Ligne du POUM = ligne marxiste trotskiste
La « ligne » du POUM différait de celle du PSUC sur tous les points, sauf, naturellement, sur celui de l’importance de gagner la guerre.
« C’est une absurdité de prétendre s’opposer au fascisme au moyen de la « démocratie » bourgeoise. « Démocratie » bourgeoise, ce n’est là qu’un autre nom donné au capitalisme, tout comme fascisme : se battre contre le fascisme au nom de la « démocratie » revient à se battre contre une forme du capitalisme au nom d’une autre de ses formes, susceptible à tout instant de se transformer en la première. Le seul parti à prendre en face du fascisme, c’est le pouvoir ouvrier. Si vous vous proposez n’importe quel autre but plus restreint, ou vous tendrez la victoire à Franco, ou, au mieux, vous laisserez le fascisme entrer par la porte de derrière. D’ici la prise de pouvoir, les ouvriers doivent se cramponner à tout ce qu’ils ont conquis ; s’ils cèdent sur quoi que ce soit au gouvernement semi-bourgeois, ils peuvent s’attendre à être trompés. Ils doivent garder les milices ouvrières et les forces de police ouvrière constituées telles qu’elles le sont actuellement, et s’opposer à toute tentative de les « bourgeoisifier ». Si les ouvriers ne dominent pas les forces armées, les forces armées domineront les ouvriers. La guerre et la révolution ne doivent pas être séparés. »
Le point de vue anarchiste
Le point de vue anarchiste est moins facile à définir. Ou plutôt le terme « anarchiste » est abusivement appliqué à une multitude de gens d’opinions très variées. Néanmoins, ils différaient fondamentalement des communistes au point que, pour eux comme pour le POUM, le but visé était le pouvoir ouvrier et non la démocratie parlementaire. Ils adoptaient le mot d’ordre du POUM : « La guerre et la révolution ne doivent pas être séparées », mais se montraient à ce sujet moins dogmatiques. Voici, en gros, ce que voulait la CNT-FAI : 1/ Contrôle direct exercé sur chaque industrie (par exemple transports, industrie textile, etc.) par les ouvriers y appartenant, 2/ Gouvernement au moyen de comités locaux et résistance à toutes les formes de régime autoritaire centralisé, 3/ Hostilité sans compromis à l’égard de la bourgeoisie et de l’Église.

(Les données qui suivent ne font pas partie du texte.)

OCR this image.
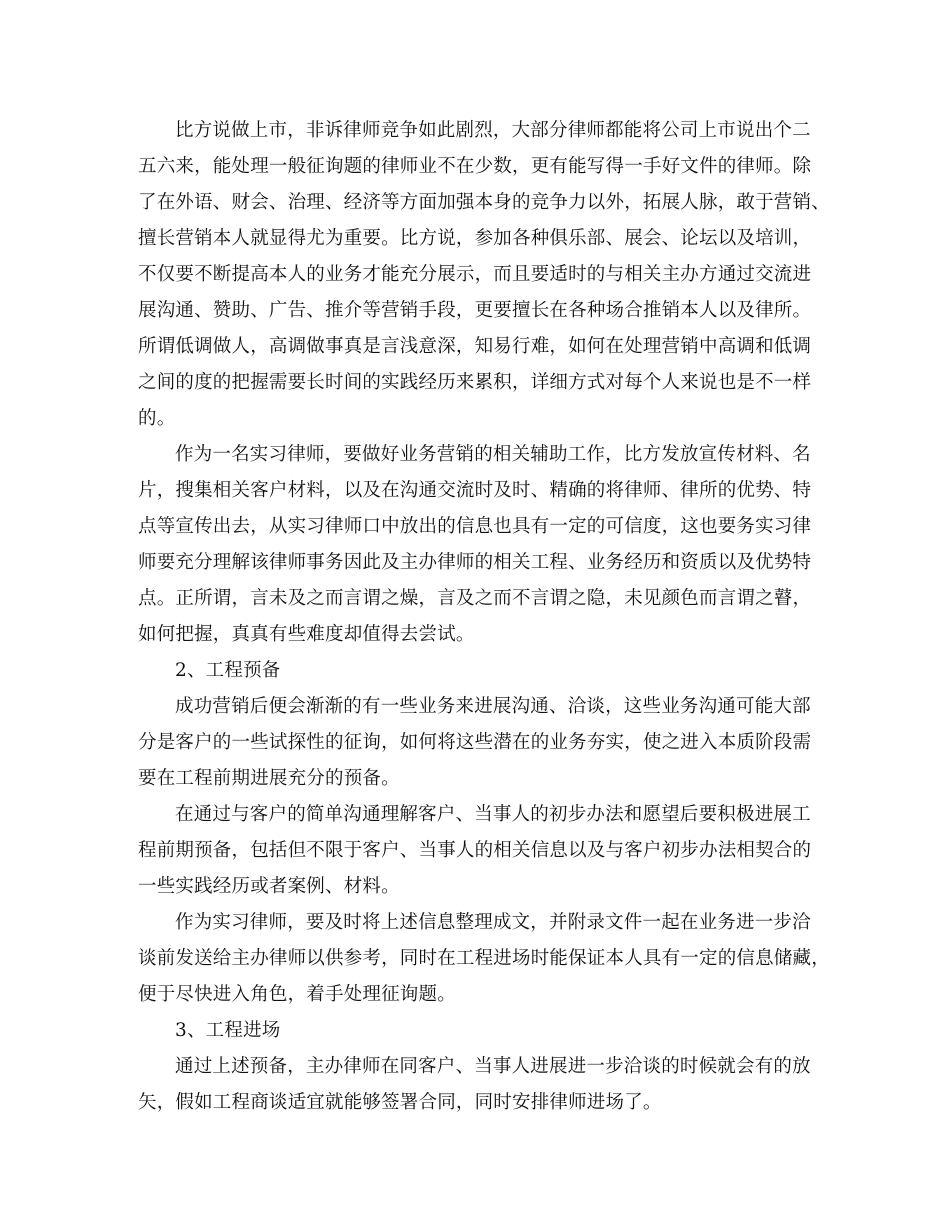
比方说做上市，非诉律师竞争如此剧烈，大部分律师都能将公司上市说出个二
五六来，能处理一般征询题的律师业不在少数，更有能写得一手好文件的律师。除
了在外语、财会、治理、经济等方面加强本身的竞争力以外，拓展人脉，敢于营销、
擅长营销本人就显得尤为重要。比方说，参加各种俱乐部、展会、论坛以及培训，
不仅要不断提高本人的业务才能充分展示，而且要适时的与相关主办方通过交流进
展沟通、赞助、广告、推介等营销手段，更要擅长在各种场合推销本人以及律所。
所谓低调做人，高调做事真是言浅意深，知易行难，如何在处理营销中高调和低调
之间的度的把握需要长时间的实践经历来累积，详细方式对每个人来说也是不一样
的。
作为一名实习律师，要做好业务营销的相关辅助工作，比方发放宣传材料、名
片，搜集相关客户材料，以及在沟通交流时及时、精确的将律师、律所的优势、特
点等宣传出去，从实习律师口中放出的信息也具有一定的可信度，这也要务实习律
师要充分理解该律师事务因此及主办律师的相关工程、业务经历和资质以及优势特
点。正所谓，言未及之而言谓之燥，言及之而不言谓之隐，未见颜色而言谓之瞽，
如何把握，真真有些难度却值得去尝试。
2、工程预备
成功营销后便会渐渐的有一些业务来进展沟通、洽谈，这些业务沟通可能大部
分是客户的一些试探性的征询，如何将这些潜在的业务夯实，使之进入本质阶段需
要在工程前期进展充分的预备。
在通过与客户的简单沟通理解客户、当事人的初步办法和愿望后要积极进展工
程前期预备，包括但不限于客户、当事人的相关信息以及与客户初步办法相契合的
一些实践经历或者案例、材料。
作为实习律师，要及时将上述信息整理成文，并附录文件一起在业务进一步洽
谈前发送给主办律师以供参考，同时在工程进场时能保证本人具有一定的信息储藏，
便于尽快进入角色，着手处理征询题。
3、工程进场
通过上述预备，主办律师在同客户、当事人进展进一步洽谈的时候就会有的放
矢，假如工程商谈适宜就能够签署合同，同时安排律师进场了。
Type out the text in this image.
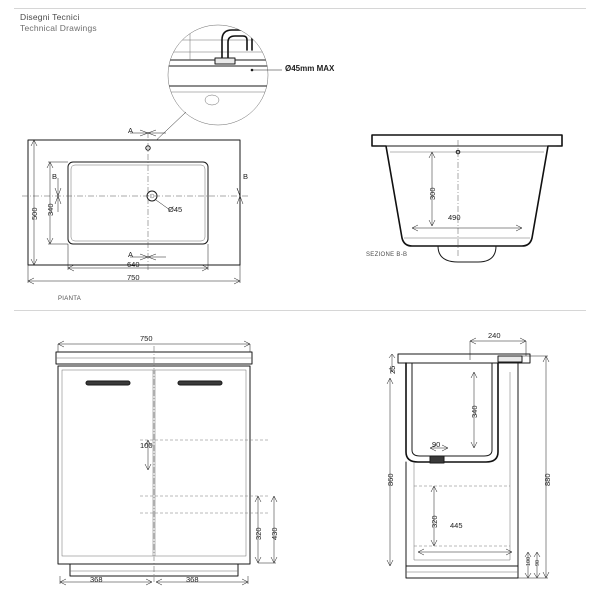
Disegni Tecnici
Technical Drawings
Ø45mm MAX
A
A
B	B
340
500
640
750
Ø45
PIANTA
300
490
SEZIONE B-B
750
368	368
100
320 430
25
240
340
90
860	880
320 445
100 90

Les anarchistes étaient à l’opposé de la majeure partie des soi-disant révolutionnaires : si leur politique était assez vague, leur haine du privilège et de l’injustice était d’une intransigeante sincérité. Idéologiquement, communisme et anarchisme sont aux antipodes l’un de l’autre. Pour la pratique – c’est à dire quant à la forme de société souhaitée – il n’y avait entre eux qu’une différence d’accent, mais irréconciliable : les communistes mettent toujours l’accent sur le centralisme et l’efficacité, les anarchistes sur la liberté et l’égalité.